Metodologia usa mortes violentas de mulheres em casa como casos de crime de ódio

4 minutos, 49 segundos de leitura

06/10/2021

Por: Bruno Pavan

Feminicídio é o nome crime cometido por causa do gênero da vítima. A mulher é morta por ser mulher. Imagem ilustrativa: Getty Images

Os dados são do Atlas da Violência 2021o número de mulheres mortas fora de casa entre 2009 e 2019 diminuiu 20,6%. Os assassinatos dentro de casa, porém, cresceram 10,6% no mesmo período. Isso é um indício de que há um aumento de feminicídios.

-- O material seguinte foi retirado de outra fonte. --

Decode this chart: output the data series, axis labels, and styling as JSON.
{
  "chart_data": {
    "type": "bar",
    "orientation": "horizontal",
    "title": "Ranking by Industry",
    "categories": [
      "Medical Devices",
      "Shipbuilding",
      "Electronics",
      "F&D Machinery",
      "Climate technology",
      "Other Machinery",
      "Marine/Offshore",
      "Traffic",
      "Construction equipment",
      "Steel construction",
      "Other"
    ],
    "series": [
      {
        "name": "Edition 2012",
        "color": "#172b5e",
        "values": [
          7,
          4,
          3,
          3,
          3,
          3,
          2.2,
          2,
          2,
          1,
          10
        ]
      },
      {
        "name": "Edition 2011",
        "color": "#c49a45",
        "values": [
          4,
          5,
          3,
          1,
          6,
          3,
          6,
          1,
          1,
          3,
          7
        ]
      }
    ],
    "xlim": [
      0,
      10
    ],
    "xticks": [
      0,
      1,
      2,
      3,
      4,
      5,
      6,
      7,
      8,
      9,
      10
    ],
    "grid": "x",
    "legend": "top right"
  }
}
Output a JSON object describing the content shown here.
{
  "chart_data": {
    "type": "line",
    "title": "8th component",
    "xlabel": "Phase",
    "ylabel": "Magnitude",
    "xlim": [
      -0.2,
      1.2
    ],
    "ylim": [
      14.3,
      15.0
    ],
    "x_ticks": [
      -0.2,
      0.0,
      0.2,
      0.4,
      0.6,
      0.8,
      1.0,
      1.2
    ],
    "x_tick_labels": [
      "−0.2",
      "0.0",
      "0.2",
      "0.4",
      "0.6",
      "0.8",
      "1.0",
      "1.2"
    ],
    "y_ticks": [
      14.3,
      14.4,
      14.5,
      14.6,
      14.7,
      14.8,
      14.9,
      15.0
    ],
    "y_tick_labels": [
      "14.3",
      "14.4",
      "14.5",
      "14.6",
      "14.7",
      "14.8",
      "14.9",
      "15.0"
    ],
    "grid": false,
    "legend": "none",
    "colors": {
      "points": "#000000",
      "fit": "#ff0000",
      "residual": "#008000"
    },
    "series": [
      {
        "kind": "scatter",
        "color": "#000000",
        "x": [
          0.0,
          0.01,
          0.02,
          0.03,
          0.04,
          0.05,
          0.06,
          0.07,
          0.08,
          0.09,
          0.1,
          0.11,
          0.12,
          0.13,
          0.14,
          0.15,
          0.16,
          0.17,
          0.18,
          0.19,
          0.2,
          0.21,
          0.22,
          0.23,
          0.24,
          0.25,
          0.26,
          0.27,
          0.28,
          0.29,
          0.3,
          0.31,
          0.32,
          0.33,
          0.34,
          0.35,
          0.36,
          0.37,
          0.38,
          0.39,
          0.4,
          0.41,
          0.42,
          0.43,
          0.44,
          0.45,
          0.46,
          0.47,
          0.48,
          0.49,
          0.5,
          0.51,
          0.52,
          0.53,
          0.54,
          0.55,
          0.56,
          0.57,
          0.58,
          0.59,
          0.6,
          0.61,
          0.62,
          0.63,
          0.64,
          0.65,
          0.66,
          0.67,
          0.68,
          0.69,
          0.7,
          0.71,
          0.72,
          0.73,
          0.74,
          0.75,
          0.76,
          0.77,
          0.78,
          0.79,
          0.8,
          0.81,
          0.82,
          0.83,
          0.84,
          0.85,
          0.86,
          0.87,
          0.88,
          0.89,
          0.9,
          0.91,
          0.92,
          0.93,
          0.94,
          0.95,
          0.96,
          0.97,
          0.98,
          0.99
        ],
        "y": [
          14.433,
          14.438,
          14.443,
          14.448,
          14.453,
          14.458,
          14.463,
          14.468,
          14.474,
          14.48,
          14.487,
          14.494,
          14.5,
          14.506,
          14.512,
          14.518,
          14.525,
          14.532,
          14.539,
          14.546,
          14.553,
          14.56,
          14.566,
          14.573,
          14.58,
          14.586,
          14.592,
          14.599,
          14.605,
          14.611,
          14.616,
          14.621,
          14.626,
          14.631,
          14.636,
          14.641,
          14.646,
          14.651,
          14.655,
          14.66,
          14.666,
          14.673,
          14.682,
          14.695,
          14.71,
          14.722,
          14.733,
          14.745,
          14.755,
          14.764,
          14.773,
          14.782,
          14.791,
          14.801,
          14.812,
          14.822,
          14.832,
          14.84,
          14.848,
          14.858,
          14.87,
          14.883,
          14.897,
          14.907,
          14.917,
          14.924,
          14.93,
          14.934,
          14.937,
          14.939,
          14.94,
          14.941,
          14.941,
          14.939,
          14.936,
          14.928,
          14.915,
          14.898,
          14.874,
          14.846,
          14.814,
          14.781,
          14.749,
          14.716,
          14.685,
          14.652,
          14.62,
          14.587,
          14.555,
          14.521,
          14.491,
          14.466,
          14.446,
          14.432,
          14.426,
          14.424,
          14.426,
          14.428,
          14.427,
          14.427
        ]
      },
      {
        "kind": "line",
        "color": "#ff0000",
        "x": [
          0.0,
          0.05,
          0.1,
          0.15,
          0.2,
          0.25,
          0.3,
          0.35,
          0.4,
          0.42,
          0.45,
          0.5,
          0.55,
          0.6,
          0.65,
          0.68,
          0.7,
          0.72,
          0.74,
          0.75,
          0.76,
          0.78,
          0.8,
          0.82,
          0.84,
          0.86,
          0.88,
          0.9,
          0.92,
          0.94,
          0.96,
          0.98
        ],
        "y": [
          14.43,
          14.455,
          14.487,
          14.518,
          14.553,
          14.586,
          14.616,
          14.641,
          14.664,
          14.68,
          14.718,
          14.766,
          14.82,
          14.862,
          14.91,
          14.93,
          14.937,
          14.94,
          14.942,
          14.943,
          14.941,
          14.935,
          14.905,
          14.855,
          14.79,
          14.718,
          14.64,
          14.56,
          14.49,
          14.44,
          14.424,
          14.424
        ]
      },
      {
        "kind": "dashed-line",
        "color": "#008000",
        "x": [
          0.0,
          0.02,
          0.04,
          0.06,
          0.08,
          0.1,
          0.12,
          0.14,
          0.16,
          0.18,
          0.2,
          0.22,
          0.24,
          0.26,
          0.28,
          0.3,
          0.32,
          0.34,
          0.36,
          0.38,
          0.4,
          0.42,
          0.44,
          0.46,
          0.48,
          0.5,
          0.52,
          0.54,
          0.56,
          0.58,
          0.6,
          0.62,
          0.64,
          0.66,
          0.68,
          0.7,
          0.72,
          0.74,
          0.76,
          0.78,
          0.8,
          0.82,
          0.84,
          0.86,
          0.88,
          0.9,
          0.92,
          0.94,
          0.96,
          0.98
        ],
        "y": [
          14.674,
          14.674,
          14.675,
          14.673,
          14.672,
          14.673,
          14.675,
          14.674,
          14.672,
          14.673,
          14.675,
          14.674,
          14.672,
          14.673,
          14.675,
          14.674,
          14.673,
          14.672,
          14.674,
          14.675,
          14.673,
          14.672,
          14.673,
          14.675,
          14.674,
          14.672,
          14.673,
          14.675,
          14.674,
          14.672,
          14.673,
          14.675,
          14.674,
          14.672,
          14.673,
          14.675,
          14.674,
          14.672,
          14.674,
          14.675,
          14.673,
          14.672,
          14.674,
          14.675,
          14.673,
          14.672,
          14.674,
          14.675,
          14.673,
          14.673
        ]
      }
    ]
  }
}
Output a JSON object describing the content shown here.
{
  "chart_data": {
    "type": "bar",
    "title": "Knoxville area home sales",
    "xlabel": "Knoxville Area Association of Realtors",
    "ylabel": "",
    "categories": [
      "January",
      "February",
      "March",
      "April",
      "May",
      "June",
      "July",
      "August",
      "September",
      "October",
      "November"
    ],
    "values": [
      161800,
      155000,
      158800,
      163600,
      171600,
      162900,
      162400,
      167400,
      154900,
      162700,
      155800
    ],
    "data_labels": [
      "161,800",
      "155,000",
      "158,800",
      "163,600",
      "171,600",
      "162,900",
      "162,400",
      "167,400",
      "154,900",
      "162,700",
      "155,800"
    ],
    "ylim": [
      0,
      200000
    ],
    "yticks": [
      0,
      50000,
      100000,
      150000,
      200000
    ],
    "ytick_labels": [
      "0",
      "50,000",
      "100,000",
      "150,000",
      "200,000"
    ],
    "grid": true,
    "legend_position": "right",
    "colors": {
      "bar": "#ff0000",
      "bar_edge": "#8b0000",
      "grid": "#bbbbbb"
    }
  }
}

Feminicídio é o nome do crime cometido por causa do gênero da vítima. A mulher é morta por ser mulher

A Lei 13.104, conhecida como a Lei do Feminicídio, entrou para o código penal em 2015, depois de um amplo debate com a sociedade e de uma Comissão Parlamentar Mista de Inquérito (CPMI) que investigou a violência contra mulheres no Brasil. A diferença entre feminicídio e homicídio comum é que o primeiro se trata do crime cometido em razão do gênero da vítima. A mulher é morta por ser mulher.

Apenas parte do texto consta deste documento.